Important: Store your ANTHROPIC_API_KEY in AWS Secrets Manager, not as a plain environment variable. The Lambda IAM role needs secretsmanager:GetSecretValue permission.

Managing Costs at Scale

LLM API costs are the dominant cost driver for agent deployments. Three techniques that actually move the needle:

Input caching: Claude’s prompt caching reduces costs by up to 90% for repeated system prompts. Add the cache_control parameter:

response = client.messages.create(
    model="claude-sonnet-4-6",
    max_tokens=4096,
    system=[
        {
            "type": "text",
            "text": build_system_prompt(request.focus),
            "cache_control": {"type": "ephemeral"}  # Cache this block
        }
    ],
    messages=messages
)

Request coalescing: If multiple requests come in with the same diff (unlikely but possible with PR webhook retries), deduplicate them with a short-TTL cache keyed on the diff hash.

Diff truncation: Most LLM cost overruns come from unexpectedly large inputs. Enforce the max_length=50_000 on your Pydantic model and return a 400 error before making any API calls for oversized inputs.

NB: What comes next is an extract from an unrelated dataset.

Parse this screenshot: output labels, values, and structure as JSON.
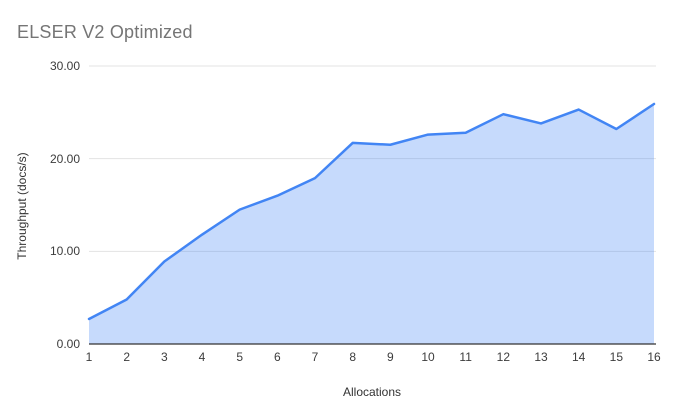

Lambda provisioned concurrency: Cold starts add 2-5 seconds. For latency-sensitive workflows, provision 1-2 concurrent executions — this costs ~$15/month per instance but eliminates cold starts entirely.

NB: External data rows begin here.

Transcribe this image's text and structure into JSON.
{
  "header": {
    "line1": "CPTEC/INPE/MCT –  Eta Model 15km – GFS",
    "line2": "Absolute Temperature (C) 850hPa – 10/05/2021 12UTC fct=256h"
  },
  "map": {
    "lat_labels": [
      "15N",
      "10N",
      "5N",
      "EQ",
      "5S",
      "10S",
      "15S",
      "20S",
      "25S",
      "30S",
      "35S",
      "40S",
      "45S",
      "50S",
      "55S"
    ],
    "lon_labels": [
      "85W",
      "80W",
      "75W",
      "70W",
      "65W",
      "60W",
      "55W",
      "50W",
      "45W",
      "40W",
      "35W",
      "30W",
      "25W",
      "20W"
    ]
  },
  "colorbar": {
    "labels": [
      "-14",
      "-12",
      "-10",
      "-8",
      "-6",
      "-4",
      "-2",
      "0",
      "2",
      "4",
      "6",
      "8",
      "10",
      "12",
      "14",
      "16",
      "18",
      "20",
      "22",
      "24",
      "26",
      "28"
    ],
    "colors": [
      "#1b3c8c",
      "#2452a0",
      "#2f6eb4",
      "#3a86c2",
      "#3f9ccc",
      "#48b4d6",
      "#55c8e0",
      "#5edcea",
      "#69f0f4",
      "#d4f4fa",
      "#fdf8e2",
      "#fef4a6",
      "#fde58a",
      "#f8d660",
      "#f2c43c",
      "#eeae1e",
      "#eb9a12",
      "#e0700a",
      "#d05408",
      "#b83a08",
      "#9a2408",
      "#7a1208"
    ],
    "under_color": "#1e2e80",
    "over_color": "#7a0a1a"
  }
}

Monitoring and Observability

Add structured logging that you can query in CloudWatch:

import json

def log_agent_call(request_id: str, model: str, input_tokens: int,
                   output_tokens: int, duration_ms: int, status: str):
    """Emit a structured log line for cost tracking and debugging."""
    print(json.dumps({
        "event": "agent_call",
        "request_id": request_id,
        "model": model,
        "input_tokens": input_tokens,
        "output_tokens": output_tokens,
        "estimated_cost_usd": (input_tokens * 3 + output_tokens * 15) / 1_000_000,
        "duration_ms": duration_ms,
        "status": status
    }))

Set up CloudWatch Metric Filters on estimated_cost_usd and duration_ms to track costs and performance over time. Create an alarm if daily cost exceeds your budget threshold — this has saved me from runaway agent loops more than once.

For deeper observability, services like Langfuse provide LLM-aware tracing that shows you exactly which prompts are expensive and where agents are failing.

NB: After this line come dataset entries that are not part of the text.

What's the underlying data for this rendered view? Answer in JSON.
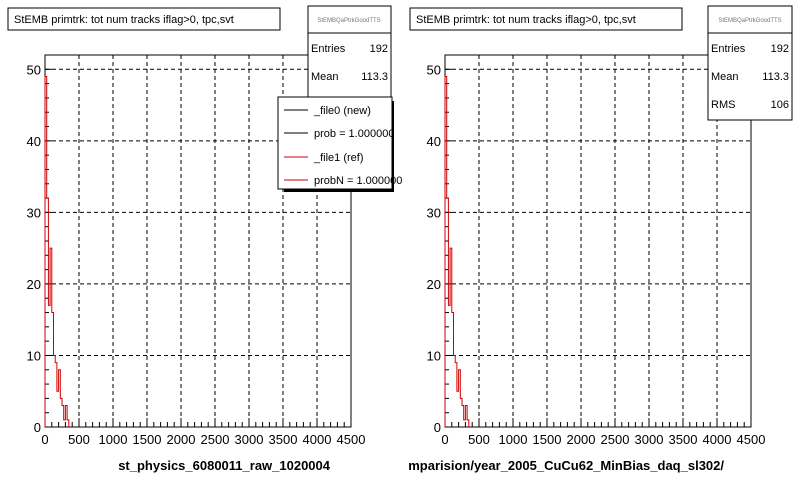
{
  "chart_data": [
    {
      "type": "histogram",
      "title": "StEMB primtrk: tot num tracks iflag>0, tpc,svt",
      "xlabel": "st_physics_6080011_raw_1020004",
      "xlim": [
        0,
        4500
      ],
      "ylim": [
        0,
        52
      ],
      "x_ticks": [
        0,
        500,
        1000,
        1500,
        2000,
        2500,
        3000,
        3500,
        4000,
        4500
      ],
      "y_ticks": [
        0,
        10,
        20,
        30,
        40,
        50
      ],
      "grid": true,
      "stats": {
        "name": "StEMBQaPtrkGoodTTS",
        "rows": [
          {
            "label": "Entries",
            "value": "192"
          },
          {
            "label": "Mean",
            "value": "113.3"
          }
        ]
      },
      "legend": {
        "placement": "top-right",
        "entries": [
          {
            "label": "_file0 (new)",
            "color": "#000000"
          },
          {
            "label": "prob = 1.000000",
            "color": "#000000"
          },
          {
            "label": "_file1 (ref)",
            "color": "#cc0000"
          },
          {
            "label": "probN = 1.000000",
            "color": "#cc0000"
          }
        ]
      },
      "series": [
        {
          "color": "#cc0000",
          "bin_width": 25,
          "values": [
            49,
            32,
            17,
            25,
            16,
            10,
            9,
            5,
            8,
            4,
            3,
            1,
            3,
            1
          ]
        }
      ]
    },
    {
      "type": "histogram",
      "title": "StEMB primtrk: tot num tracks iflag>0, tpc,svt",
      "xlabel": "mparision/year_2005_CuCu62_MinBias_daq_sl302/",
      "xlim": [
        0,
        4500
      ],
      "ylim": [
        0,
        52
      ],
      "x_ticks": [
        0,
        500,
        1000,
        1500,
        2000,
        2500,
        3000,
        3500,
        4000,
        4500
      ],
      "y_ticks": [
        0,
        10,
        20,
        30,
        40,
        50
      ],
      "grid": true,
      "stats": {
        "name": "StEMBQaPtrkGoodTTS",
        "rows": [
          {
            "label": "Entries",
            "value": "192"
          },
          {
            "label": "Mean",
            "value": "113.3"
          },
          {
            "label": "RMS",
            "value": "106"
          }
        ]
      },
      "series": [
        {
          "color": "#cc0000",
          "bin_width": 25,
          "values": [
            49,
            32,
            17,
            25,
            16,
            10,
            9,
            5,
            8,
            4,
            3,
            1,
            3,
            1
          ]
        }
      ]
    }
  ]
}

Load Testing Before Launch

Never push an agent API to production without a load test. Agent calls are slow and expensive — a traffic spike that would be trivial for a standard API can generate hundreds of dollars in LLM costs in minutes.

# Install k6
brew install k6

# Run a basic load test
k6 run --vus 10 --duration 30s - <<EOF
import http from 'k6/http';
import { check } from 'k6';

const TEST_DIFF = \`
diff --git a/main.py b/main.py
+++ b/main.py
+def get_user(user_id):
+    query = f"SELECT * FROM users WHERE id = {user_id}"
+    return db.execute(query)
\`;

export default function() {
    const res = http.post('http://localhost:8080/review',
        JSON.stringify({ diff: TEST_DIFF }),
        { headers: { 'Content-Type': 'application/json' } }
    );
    check(res, { 'status is 200': (r) => r.status === 200 });
}
EOF

Watch both the API response times and your Anthropic usage dashboard during the test. Set a hard limit on Lambda concurrency (aws lambda put-function-concurrency) to cap maximum simultaneous LLM calls and prevent runaway costs.

Production AI agent deployments are substantially more complex than standard web APIs — primarily because of latency, cost, and the non-deterministic nature of LLM outputs. Start simple, instrument everything from day one, and add complexity only when you have data showing you need it.